The Freedom of Information Act, 5 U.S.C. § 552 (FOIA), passed during the Johnson administration, has been the principal vehicle used by third parties seeking records in the possession of a Government agency. Those records include not only those generated by the agency itself but also all documents provided to the agency by persons, businesses and other institutions outside the Government. FOIA has, of course, always exempted “trade secrets and commercial or financial information obtained from a person and privileged or confidential.” 5 U.S.C. § 552(b)(4).
The scope of Exemption 4 was the subject of long-standing debate among various federal courts of appeal. Some (such as the Eighth Circuit Court of Appeals, from which the petitioner Food Marketing Institute sought relief) held that commercial information cannot be deemed “confidential” (and thus exempt from a FOIA request) unless the disclosure is “likely … to cause substantial harm to the competitive position of the person from whom the information was obtained.” Argus Leader Media v. United States Department of Agriculture, 889 F. 3d 914, 915 (2018). In a 6-3 decision, the U.S. Supreme Court overturned precedent articulated by the Eighth Circuit and dating back to the 1974 D.C. Circuit Court opinion in National Parks & Conservation v. Morton, 498 F. 2d 765, requiring a demonstration of competitive harm. Justice Gorsuch in the majority opinion found that the “competitive harm” test was irreconcilable with the plain text of the statute itself, stating that because “confidential” means “‘private or secret,’” the exemption applies to commercial information that is not customarily disclosed to the public and which is communicated to the Government with the implicit or explicit assurance by the Government that it will be kept private.
The Court jettisoned the “competitive harm” requirement, calling it “a relic from a ‘bygone era of statutory construction.’” Because of the plain meaning of the statute itself, the Court stated there was no need to read the tea leaves left in the legislative history of the statute in order to interpret its meaning.
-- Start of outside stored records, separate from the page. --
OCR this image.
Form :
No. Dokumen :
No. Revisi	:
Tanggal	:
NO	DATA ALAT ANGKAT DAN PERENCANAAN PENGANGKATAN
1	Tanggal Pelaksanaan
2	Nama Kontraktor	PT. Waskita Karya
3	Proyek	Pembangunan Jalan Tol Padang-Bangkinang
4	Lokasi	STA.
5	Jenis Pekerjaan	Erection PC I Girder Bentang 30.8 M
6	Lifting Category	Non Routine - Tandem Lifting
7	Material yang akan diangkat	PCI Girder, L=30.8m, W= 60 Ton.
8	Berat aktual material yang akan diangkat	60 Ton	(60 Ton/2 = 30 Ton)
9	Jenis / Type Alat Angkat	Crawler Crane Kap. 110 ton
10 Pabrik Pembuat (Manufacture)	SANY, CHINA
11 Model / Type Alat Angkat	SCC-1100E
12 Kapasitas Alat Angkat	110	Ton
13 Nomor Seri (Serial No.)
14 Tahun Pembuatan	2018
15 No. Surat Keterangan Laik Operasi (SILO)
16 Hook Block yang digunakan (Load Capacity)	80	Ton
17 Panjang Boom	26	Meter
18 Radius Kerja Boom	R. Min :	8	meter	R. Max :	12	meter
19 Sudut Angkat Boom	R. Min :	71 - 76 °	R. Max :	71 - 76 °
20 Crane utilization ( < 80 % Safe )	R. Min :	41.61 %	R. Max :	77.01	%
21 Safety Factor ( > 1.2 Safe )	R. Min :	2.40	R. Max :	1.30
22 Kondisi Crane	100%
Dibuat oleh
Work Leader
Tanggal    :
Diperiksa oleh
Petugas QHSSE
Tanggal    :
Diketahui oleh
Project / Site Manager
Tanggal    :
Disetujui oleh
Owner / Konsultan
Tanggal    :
As a result, store-level redemption data of retailers participating in the national food stamp program known as SNAP (Supplemental Nutrition Assistance Program) in the possession of the Department of Agriculture is now protected from the inquiring journalists of the South Dakota newspaper The Argus Leader.
More broadly – and most importantly – the case confirms that any private entity, including a government contractor, which submits commercially sensitive data to the Government under the express or implied assurance that such data will remain confidential need not demonstrate anything more than that it has maintained the confidentiality of the data in order to protect it from third parties seeking its release.